Des dommages dont on aurait pu faire l’économie, même s’il n’est pas seul comptable desdits dommages, pour lesquels son opposant Ousmane Sonko a aussi une grande part de responsabilité. La question se pose alors de savoir quelle sera la nouvelle stratégie du leader du PASTEF, dans la mesure où la lutte contre le 3e mandat de Macky Sall était une de ses revendications matricielles ?
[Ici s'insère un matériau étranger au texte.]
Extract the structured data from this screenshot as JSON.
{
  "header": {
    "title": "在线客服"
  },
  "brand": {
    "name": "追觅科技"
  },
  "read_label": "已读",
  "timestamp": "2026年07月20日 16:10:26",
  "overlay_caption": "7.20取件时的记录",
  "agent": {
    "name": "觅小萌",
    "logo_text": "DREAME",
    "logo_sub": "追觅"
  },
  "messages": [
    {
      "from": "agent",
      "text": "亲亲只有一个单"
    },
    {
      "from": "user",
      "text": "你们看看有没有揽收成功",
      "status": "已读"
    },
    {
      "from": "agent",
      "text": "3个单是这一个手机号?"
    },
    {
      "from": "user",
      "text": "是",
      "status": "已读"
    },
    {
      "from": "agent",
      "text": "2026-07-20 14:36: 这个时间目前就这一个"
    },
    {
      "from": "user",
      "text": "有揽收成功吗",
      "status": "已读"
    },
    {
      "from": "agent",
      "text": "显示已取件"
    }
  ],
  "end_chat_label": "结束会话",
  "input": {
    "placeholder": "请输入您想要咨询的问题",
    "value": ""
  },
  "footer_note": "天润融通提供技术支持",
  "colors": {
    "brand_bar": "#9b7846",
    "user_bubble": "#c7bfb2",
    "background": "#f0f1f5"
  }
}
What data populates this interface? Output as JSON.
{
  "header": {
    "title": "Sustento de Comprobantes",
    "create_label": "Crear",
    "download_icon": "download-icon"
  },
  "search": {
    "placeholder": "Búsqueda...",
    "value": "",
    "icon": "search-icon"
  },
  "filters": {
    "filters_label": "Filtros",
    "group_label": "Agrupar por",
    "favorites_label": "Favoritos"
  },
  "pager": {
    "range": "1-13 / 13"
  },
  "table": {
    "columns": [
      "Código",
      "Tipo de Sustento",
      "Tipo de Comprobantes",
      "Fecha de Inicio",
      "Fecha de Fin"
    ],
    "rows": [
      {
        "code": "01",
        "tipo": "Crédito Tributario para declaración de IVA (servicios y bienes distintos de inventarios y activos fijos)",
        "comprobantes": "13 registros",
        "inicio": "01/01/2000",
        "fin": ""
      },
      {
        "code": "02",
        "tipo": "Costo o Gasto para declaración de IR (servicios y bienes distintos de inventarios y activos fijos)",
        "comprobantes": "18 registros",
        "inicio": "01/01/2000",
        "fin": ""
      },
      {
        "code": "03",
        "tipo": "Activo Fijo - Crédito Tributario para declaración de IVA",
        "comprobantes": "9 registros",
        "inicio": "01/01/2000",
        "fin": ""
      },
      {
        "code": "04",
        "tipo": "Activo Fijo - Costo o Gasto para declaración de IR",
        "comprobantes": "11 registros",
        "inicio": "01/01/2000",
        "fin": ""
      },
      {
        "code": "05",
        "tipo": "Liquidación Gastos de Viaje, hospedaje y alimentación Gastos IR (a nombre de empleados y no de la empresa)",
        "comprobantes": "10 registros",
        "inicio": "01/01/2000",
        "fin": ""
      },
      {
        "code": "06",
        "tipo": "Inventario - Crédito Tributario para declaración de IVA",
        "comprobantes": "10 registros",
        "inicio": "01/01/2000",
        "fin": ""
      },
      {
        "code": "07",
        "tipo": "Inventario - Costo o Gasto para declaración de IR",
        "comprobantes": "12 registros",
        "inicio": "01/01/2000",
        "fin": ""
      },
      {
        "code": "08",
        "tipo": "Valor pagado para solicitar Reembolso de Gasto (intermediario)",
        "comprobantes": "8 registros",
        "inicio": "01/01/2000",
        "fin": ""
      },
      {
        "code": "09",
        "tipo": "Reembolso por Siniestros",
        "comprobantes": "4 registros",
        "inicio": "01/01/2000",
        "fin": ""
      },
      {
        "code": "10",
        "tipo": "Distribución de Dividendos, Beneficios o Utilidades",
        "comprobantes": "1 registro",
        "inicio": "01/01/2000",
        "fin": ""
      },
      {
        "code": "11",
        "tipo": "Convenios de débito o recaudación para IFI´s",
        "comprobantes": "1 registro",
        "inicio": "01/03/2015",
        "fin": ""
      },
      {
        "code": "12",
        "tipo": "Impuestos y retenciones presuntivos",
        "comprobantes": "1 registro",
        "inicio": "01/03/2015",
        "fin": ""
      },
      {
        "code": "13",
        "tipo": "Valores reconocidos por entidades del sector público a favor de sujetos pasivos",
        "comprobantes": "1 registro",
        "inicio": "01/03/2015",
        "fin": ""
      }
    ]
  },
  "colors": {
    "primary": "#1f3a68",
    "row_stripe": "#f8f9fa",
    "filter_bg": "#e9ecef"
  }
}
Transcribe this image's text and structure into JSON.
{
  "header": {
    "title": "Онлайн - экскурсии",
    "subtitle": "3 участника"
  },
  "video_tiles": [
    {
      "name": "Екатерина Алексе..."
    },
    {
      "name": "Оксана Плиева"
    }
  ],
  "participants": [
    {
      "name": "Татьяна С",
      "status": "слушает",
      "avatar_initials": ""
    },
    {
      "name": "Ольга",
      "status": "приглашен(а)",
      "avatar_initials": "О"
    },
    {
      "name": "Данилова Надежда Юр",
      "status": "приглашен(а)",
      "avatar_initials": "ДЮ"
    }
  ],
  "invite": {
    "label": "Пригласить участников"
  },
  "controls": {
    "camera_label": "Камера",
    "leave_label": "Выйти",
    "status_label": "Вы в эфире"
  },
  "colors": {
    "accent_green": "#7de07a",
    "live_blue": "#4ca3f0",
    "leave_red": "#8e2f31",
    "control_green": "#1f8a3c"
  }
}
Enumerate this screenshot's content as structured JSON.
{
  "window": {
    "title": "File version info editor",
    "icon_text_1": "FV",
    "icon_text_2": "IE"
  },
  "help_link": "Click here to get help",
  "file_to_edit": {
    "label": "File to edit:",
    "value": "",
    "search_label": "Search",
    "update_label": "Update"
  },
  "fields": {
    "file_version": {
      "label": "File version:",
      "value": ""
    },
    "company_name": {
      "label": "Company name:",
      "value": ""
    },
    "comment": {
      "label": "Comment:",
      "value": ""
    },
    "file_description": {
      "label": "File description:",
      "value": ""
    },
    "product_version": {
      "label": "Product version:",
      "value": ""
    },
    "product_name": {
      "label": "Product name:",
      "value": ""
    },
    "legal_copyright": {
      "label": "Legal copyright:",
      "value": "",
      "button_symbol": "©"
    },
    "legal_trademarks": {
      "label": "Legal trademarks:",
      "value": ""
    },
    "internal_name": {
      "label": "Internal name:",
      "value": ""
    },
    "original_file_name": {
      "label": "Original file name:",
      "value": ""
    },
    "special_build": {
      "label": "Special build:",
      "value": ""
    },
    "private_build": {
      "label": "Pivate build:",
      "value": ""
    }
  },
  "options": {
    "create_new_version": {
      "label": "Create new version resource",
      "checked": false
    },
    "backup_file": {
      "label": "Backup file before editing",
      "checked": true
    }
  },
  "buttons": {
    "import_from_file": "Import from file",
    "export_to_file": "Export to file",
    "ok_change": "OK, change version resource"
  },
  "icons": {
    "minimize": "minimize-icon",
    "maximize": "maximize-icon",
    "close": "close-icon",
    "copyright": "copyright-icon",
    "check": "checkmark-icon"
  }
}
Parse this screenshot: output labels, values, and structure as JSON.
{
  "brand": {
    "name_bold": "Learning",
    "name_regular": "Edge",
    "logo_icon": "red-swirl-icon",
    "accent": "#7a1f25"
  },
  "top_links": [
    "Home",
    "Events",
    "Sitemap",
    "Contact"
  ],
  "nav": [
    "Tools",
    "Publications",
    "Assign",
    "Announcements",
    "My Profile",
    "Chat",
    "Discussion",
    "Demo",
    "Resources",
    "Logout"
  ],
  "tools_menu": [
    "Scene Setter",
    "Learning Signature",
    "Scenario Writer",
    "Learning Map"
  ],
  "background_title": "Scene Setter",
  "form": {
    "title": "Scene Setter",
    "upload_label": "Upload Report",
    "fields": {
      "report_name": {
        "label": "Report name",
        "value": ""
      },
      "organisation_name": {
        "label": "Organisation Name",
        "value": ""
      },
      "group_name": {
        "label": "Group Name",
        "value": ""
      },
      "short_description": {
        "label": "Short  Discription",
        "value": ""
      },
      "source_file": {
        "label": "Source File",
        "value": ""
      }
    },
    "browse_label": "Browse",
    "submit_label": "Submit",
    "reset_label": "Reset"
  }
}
En vérité, quand bien même Macky Sall s’est auto-disqualifié, il y a peu de chance que le prochain président du Sénégal soit celui qui traîne deux casseroles judiciaires en ce moment, l’une aussi bruyante que l’autre. La première concernant le procès en diffamation sur le ministre du Tourisme, Mame Mbaye Niang, et dans lequel il est condamné à six mois de prison avec sursis. La seconde étant l’histoire depuis 2021 des viols présumés et de menaces de mort contre la masseuse Adji Sarr, où il a été condamné lors du verdict le 1er juin dernier du procès Sweet Beauty, à deux ans de prison ferme pour corruption de la jeunesse.

Deux décisions de justice qui le disqualifient à la prochaine présidentielle. Et Macky Sall a été clair dans son adresse vespérale : « J’assumerai avec responsabilité et fermeté toutes les charges qui incombent à ma fonction. En vertu du mandat que vous m’avez confié et en étroite cohérence avec mon serment constitutionnel, je continuerai à consacrer toutes mes forces à défendre, sans failles, les institutions constitutionnelles de la république, le respect des décisions de justice, l’intégrité du territoire, la protection des personnes et des biens (…) ».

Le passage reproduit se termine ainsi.